L’occupation du terrain varie. Avec un demi défensif de plus dans l’axe, Sergio Conceiçao a coulissé vers la droite. C’était autre chose. Nous avons plus de diversités mais il s’agit d’abord de soigner la circulation, de jouer de manière collective, que ce soit en 4-3-1-2, en 4-4-1-2 ou en 4-3-3.

L’attaque est fantomatique depuis le départ d’Emile Mpenza. Sambegou Bangoura revient petit à petit, Mohammed Tchite n’est guère expérimenté, Alexandros Kaklamanos a de gros ennuis, Gonzague Vandooren dépanne, Jari Niemi n’a pas assez de temps de jeu…

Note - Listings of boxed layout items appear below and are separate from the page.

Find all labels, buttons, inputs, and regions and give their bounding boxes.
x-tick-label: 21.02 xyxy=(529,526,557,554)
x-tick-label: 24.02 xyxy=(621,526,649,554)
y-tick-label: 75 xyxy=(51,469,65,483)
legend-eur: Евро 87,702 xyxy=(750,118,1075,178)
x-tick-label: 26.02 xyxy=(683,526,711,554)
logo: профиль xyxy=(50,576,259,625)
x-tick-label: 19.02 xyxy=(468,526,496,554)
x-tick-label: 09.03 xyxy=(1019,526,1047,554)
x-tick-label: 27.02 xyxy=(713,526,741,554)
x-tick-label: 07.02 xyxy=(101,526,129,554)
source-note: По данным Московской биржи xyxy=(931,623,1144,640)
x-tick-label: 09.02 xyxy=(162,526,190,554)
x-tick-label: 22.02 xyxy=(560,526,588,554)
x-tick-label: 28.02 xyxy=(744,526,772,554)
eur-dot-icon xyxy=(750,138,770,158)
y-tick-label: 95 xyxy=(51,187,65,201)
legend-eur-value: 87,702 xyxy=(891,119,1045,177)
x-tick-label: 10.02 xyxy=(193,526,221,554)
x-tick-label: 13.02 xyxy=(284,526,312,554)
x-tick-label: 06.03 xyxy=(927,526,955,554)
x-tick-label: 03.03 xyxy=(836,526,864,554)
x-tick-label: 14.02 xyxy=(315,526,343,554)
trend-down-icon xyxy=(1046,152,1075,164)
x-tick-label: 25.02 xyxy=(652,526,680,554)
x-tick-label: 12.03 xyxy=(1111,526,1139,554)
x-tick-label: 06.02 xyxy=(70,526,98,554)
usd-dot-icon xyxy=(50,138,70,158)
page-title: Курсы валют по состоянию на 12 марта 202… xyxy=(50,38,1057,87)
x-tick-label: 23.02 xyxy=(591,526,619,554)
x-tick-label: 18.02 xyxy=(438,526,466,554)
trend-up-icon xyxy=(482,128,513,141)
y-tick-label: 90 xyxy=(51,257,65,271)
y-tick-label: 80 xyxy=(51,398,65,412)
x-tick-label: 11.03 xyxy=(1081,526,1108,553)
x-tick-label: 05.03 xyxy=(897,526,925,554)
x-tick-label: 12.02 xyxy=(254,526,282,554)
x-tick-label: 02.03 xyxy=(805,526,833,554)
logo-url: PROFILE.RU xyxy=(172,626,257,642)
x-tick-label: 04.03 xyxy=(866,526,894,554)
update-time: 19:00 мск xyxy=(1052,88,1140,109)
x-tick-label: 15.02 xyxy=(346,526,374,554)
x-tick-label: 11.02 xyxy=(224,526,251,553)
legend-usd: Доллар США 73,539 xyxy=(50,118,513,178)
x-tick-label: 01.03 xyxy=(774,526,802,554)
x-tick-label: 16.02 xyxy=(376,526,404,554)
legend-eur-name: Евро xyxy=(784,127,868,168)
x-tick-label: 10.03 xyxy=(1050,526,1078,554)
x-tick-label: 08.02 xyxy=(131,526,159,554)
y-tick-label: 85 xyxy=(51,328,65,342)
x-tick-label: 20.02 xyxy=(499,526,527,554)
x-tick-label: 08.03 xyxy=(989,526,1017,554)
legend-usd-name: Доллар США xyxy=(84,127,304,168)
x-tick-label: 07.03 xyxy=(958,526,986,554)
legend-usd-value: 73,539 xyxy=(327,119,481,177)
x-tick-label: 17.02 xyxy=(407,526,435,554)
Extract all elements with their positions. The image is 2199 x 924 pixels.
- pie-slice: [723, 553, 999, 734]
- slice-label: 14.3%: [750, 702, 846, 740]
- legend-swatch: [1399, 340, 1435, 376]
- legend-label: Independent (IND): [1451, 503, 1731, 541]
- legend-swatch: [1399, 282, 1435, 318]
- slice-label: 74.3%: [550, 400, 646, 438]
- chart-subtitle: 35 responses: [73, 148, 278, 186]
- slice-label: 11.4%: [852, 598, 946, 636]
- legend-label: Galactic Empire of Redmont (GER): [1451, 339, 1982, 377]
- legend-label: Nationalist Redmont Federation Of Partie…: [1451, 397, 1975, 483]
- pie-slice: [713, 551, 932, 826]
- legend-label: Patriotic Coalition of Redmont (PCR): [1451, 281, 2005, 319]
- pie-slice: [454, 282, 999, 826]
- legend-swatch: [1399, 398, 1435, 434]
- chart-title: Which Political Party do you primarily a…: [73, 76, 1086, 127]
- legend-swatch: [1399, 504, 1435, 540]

Emile Mpenza a évidemment été impressionnant la saison passée. Il est difficile à remplacer. La solution passera par des formules différentes que le Standard trouvera. Après la pluie, le beau temps, comme on dit chez nous. J’ai eu Alexandros Kaklamanos au téléphone. Il est papa d’une petite fille et je ne le crois pas capable de se droguer. Je ne sais pas ce qui s’est passé mais quand un homme est par terre, pour n’importe quelle raison, un mot peut lui faire du bien. L’avenir nous en dira plus, et je n’ai pas à me prononcer là-dessus, mais c’est triste. Quoi qu’il lui arrive, c’est mon ami et il le restera. L’attaque d’Anderlecht a un énorme avantage : le duo Aruna Dindane-Nenad Jestrovic. On ne mesure pas assez ce que Nenad apporte à Anderlecht. C’est le renard des rectangles par excellence. Dans le dernier geste, celui du buteur tueur, Nenad est le plus fort en Belgique. En équipe nationale de Serbie & Monténégro, c’est la même chose. On ne peut pas se passer de lui. Or, la concurrence y est énorme avec Mateja Kezman et Savo Milosevic. Aruna et Nenad sont complémentaires. Un duo Aruna-Mbo n’a pas le même piquant.